Autor

Jotelmar

 

Data

Julho de 1979

 

Secção

Enigma Policiário [40]

 

Competição

Torneio “Ubro Hmet"

1º Problema

 

Publicação

Passatempo [62]

 

 

UM CRIME NO AÇOUGUE

Jotelmar

 

Ocorreu pelos anos 20-21, num açougue clandestino, nas vésperas dos festejos ao Santo Percursor, no Porto.

Num velho barracão, transformado em açougue, a mulher de limpeza, que acumulava com outras três colegas a função de «magarefe», ao entrar no minúsculo escritório, deparou com seu patrão, o Sr. João Grainza, caído de borco sobre a minúscula mesa em que estava sentado, com uma profunda brecha no lado esquerdo das costas, mesmo sobre o coração, donde o sangue jorrava em borbotões. Aflitíssima, correu ao telefone, avisando para a Esquadra da área da triste ocorrência.

O Sub-Chefe, por sinal um detective de certa fama e renome, ali compareceu imediatamente. Auscultando a vítima, verificou que já nada havia a fazer: a punhalada, ou facada, fora fatal; Grainza teve morte instantânea!

Procedendo a um formal interrogatório, a serviçal, a «Ti» Ana do Rou informou que, tendo saído à rua, no que demorou uns dez a quinze minutos, a uma tasca defronte a «matar o bicho», alguém ali entrou, e, decerto à falsa fé, o apunhalou, porquanto o seu patrão, de costas como sempre estava para a entrada do escritório, não podia ver quem entrava, para tomar as suas precauções. Ela, como sempre fazia, por ordem da vítima, fechava a porta do barracão pelo lado de fora, quando saía à rua, mas nessa manhã, por fatalidade, deixara-a apenas encostada, porque se esquecera da chave em casa, pois que só ela e o patrão é que tinham chave. Perguntada se algum dos colegas era conhecedor já do crime, ela informou não ser possível tal, em virtude de o falecido ter proibido a entrada no escritório fosse a quem fosse, excepto ela, e de, devido à escuridão do corredor, não ser possível ver da parte de fora o que se passava no escritório.

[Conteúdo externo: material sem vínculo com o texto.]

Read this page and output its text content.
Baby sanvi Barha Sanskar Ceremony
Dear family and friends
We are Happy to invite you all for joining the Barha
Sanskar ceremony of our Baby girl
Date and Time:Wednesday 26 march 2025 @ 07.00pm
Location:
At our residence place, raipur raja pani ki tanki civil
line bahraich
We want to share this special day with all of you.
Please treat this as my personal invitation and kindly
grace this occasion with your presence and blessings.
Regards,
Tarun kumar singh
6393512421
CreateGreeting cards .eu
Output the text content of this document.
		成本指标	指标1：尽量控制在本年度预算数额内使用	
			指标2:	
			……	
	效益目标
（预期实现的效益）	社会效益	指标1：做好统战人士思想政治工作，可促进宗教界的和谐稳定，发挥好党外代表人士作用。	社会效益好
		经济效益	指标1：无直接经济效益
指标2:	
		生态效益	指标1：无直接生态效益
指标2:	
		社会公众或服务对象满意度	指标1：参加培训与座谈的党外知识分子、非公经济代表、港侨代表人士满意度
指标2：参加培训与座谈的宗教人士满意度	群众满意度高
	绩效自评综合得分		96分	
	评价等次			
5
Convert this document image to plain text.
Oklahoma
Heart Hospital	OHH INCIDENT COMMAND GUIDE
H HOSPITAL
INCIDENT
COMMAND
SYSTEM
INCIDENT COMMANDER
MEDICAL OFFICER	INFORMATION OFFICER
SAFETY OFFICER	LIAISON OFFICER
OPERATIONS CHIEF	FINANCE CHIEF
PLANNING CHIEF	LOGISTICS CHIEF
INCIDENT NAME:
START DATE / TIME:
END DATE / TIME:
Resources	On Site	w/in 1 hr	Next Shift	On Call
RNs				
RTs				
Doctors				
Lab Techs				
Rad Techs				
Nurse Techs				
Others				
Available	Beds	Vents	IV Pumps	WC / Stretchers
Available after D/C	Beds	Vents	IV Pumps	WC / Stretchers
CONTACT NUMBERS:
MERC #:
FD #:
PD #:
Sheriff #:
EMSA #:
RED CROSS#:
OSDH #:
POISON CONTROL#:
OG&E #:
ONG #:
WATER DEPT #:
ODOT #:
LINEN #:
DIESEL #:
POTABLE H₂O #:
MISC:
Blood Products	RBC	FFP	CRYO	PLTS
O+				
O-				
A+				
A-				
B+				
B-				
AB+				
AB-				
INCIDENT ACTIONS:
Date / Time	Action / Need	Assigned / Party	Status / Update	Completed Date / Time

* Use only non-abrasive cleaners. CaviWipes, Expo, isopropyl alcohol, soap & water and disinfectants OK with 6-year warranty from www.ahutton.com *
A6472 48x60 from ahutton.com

Findo o interrogatório, a serviçal, debruçando-se sobre o recanto da mesa do lado direito, agarrou a vassoura e um balde, e, dirigindo-se ao outro lado do barracão, do lado direito, encheu-o de água e iniciou a limpeza, na rectaguarda do morto, porquanto, atendendo ao acanhadíssimo espaço do recinto, só poderia completar a limpeza retirando a mesa, o que não podia fazer, devido a estar ocupada pela vítima.

O detective lançava um minucioso olhar a toda a sua volta, não lhe escapando o mais pequeno pormenor; mentalmente calculou o comprimento do estreitíssimo corredor – uns 6 a 7 metros; bem como a largura, que nem um metro tinha de uma parede à outra; tão estreito, pois, que não era possível passarem duas pessoas a par, o mesmo fazendo do outro corredor do lado direito, defronte, de idêntico comprimento e largura, que dava para a WC., tão acanhado, que apenas cabia um único recipiente; depois olhou fixamente o rosto da servente. No seu varre-que-varre, os dois olhares cruzaram-se várias vezes, mas, em nenhuma delas, nem um músculo do rosto se contraiu, nem um pequeno rubor lhe acudiu às faces, nem o mais leve indício de culpabilidade ele lhe notou. Será mais um caso bicudo? – pensou o detective; – Vamos a ver! E solicitando à serviçal que telefonasse para a Esquadra, requisitando dois polícias e um carro para a remoção do cadáver para a Morgue, dirigiu-se para o local do «abate» lá em baixo ao fundo do barracão.

Dizendo a um dos magarefes que vinha escolher um anho «p’ró S. João», baixou-se várias vezes, simulando escolher a rês, mas lançando o seu «olhar de lince» «quer para todos os recantos do recinto do açougue, quer para os «matadores» que, ocupados na matança, nem para ele olharam. 10 minutos bastaram para a descoberta que intentara fazer.

Dizendo-lhes que pusessem de parte a rês que indicou que de tarde a mandaria buscar, abalou barracão fora. A um dos guardas que momentos antes tinham chegado, segredou-lhe: – Vá ao local do «abate» e convide o mais anafado dos três a acompanhá-lo. Creio ter descoberto o assassino!

 

PERGUNTA-SE: Em que se terá baseado o detective para descobrir o assassino? Relate todo o seu processo dedutivo.